Moschee 1

In der Hansestadt Attendorn wird derzeit eine Moschee mit einem Kulturzentrum gebaut. Vor einigen Tagen stattete Bürgermeister Christian Pospischil der Baustelle einen Besuch ab.

Bauherr der geplanten Moschee und des Kulturzentrums an der Kölner Straße ist der im Jahr 1986 gegründete Verein DITIB Attendorner Moschee und Kulturzentrum e.V.. Dessen Dachverband ist DITIB Köln, die türkisch-islamische Union der Anstalt für Religion e.V. mit bundesweit knapp 900 Ortsgemeinden.

Vorsitzender Ahmed Özdemir, Geschäftsführer Ismet Coskunsu und Erdogan Colak, die bereits seit einigen Jahrzehnten in der Hansestadt leben, begrüßten Attendorns Bürgermeister Christian Pospischil und führten ihn über die Baustelle.

Auf einer Fläche von 1.453 Quadratmetern entstehen derzeit auf vier Etagen inklusive Keller zahlreiche Räume, die zukünftig als Aufenthaltsräume, Seminar- und Klassenräume, Waschräume, Teestube oder als Jugend- und Kulturräume dienen werden. Auch der vorgeschriebene Wohnbereich für den Imam (Vorbeter) findet seinen Platz. Herzstück der Moschee wird der nach Mekka ausgerichtete 280 qm große Gebetsraum sein.

Zum Abschluss des Besuches wurde die Messingkuppel auf dem Dach der Moschee begutachtet, die sich weit sichtbar zu einem echten Hingucker in Attendorn entwickeln könnte. Die Spitze der Kuppel stammt aus Istanbul und ist mit einem Halbmond verziert. Mit einem kräftigen Augenzwinkern gab Ismet Coskunsu an: „Uns war es halt wichtig, mit dem Halbmond auch einen Teil des Attendorner Stadtwappens zu integrieren.“

Moschee 2 Halbmond

Sowohl Ahmed Özdemir als auch Ismet Coskunsu wiesen mit Leidenschaft noch einmal darauf hin, dass die Moschee mit dem Kulturzentrum, die voraussichtlich ab Herbst diesen Jahres genutzt werden kann, zukünftig allen Menschen offen stehen wird. „Wir wollen eine Begegnungsstätte werden, um nicht zuletzt Ängste und Vorurteile abbauen zu können“, hofft DITIB Attendorn auf viele Dialoge mit der Attendorner Bevölkerung.

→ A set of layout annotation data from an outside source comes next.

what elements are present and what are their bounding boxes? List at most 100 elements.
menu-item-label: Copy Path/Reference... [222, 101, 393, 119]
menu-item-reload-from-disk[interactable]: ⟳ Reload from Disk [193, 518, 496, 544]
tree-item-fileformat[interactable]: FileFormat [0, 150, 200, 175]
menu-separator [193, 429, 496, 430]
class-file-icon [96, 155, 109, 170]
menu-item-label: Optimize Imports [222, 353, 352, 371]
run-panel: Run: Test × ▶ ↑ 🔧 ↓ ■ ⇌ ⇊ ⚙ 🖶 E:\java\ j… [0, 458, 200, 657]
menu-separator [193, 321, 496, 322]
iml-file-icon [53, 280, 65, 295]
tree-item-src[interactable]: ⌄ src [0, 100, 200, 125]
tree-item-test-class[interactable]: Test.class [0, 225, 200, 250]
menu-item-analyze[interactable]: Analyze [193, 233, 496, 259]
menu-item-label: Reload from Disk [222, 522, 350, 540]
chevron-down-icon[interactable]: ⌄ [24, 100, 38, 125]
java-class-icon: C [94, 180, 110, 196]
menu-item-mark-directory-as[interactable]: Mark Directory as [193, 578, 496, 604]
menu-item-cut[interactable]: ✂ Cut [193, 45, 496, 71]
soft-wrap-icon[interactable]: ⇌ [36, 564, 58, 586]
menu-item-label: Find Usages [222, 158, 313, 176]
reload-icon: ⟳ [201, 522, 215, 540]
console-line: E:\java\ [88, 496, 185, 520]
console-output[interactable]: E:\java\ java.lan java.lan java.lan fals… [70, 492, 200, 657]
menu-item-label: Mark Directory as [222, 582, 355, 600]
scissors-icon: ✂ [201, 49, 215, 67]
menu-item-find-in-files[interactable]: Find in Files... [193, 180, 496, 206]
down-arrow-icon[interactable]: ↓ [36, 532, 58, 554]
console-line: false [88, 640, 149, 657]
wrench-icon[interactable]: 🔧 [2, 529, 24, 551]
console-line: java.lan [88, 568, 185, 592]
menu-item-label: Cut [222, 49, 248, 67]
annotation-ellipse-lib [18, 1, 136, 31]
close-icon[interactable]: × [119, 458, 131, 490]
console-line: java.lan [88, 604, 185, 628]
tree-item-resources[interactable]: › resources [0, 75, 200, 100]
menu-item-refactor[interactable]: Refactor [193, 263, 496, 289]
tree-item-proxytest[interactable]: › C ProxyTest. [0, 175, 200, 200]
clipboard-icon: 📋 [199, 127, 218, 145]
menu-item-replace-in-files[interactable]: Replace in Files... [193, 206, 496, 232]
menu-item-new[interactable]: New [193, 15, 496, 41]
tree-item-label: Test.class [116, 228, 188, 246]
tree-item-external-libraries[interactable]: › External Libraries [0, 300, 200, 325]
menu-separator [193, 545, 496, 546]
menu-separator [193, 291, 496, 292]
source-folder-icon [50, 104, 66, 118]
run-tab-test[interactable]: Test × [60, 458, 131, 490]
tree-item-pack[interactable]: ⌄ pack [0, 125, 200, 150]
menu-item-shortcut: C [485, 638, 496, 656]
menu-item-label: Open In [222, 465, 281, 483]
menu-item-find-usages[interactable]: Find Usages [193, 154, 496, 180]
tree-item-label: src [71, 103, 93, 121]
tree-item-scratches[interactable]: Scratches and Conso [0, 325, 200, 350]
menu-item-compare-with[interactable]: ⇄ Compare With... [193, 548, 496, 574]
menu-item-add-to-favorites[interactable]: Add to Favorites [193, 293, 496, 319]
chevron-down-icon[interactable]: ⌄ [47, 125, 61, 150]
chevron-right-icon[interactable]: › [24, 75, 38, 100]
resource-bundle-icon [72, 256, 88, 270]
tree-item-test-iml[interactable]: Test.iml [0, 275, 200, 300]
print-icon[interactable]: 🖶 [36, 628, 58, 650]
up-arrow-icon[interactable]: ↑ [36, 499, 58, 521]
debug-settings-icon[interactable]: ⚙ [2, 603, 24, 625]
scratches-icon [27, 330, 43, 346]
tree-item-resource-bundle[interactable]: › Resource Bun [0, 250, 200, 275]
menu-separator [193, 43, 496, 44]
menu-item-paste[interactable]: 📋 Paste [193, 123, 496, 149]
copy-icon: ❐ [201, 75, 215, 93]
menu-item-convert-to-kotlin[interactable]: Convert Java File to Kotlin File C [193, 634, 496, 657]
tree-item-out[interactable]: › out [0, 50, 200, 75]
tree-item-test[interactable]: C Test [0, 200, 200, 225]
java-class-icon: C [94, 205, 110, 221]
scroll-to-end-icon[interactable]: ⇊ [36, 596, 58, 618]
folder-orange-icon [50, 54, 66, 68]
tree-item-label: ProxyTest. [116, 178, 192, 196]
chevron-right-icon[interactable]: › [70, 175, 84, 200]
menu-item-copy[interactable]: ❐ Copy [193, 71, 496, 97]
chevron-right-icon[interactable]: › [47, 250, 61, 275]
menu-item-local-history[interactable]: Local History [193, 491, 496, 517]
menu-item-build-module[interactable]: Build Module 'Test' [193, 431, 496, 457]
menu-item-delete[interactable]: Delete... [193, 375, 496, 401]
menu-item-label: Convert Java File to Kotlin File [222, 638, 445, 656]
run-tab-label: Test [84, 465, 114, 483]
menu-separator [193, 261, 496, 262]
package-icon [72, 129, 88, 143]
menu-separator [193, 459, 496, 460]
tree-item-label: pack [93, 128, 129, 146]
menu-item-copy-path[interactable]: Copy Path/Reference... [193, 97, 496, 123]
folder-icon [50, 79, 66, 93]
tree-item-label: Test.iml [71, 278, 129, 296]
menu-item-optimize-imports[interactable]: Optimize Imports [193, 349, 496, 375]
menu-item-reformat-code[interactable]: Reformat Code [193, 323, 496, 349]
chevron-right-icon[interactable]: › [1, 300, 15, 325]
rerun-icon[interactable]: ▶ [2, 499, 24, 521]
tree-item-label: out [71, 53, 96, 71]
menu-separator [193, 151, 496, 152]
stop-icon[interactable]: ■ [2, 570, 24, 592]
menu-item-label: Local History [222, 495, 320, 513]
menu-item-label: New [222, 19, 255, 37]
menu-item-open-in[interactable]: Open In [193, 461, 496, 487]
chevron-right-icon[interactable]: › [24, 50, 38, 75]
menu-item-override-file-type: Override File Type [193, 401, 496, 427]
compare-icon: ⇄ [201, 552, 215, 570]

Bürgermeister Pospischil zeigte sich tief beeindruckt von dem umfangreichen Projekt, welches durch den 280 Mitglieder zählenden Verein in Eigenregie organisiert und durch zahlreiche überwiegend heimische Handwerksbetriebe gebaut wird. „Die Moschee bereichert unser Stadtbild. Und das Kulturzentrum wird dafür sorgen, dass die Menschen mit und ohne Migrationsgeschichte in unserer Stadt noch enger zusammenrücken“, resümierte Christian Pospischil.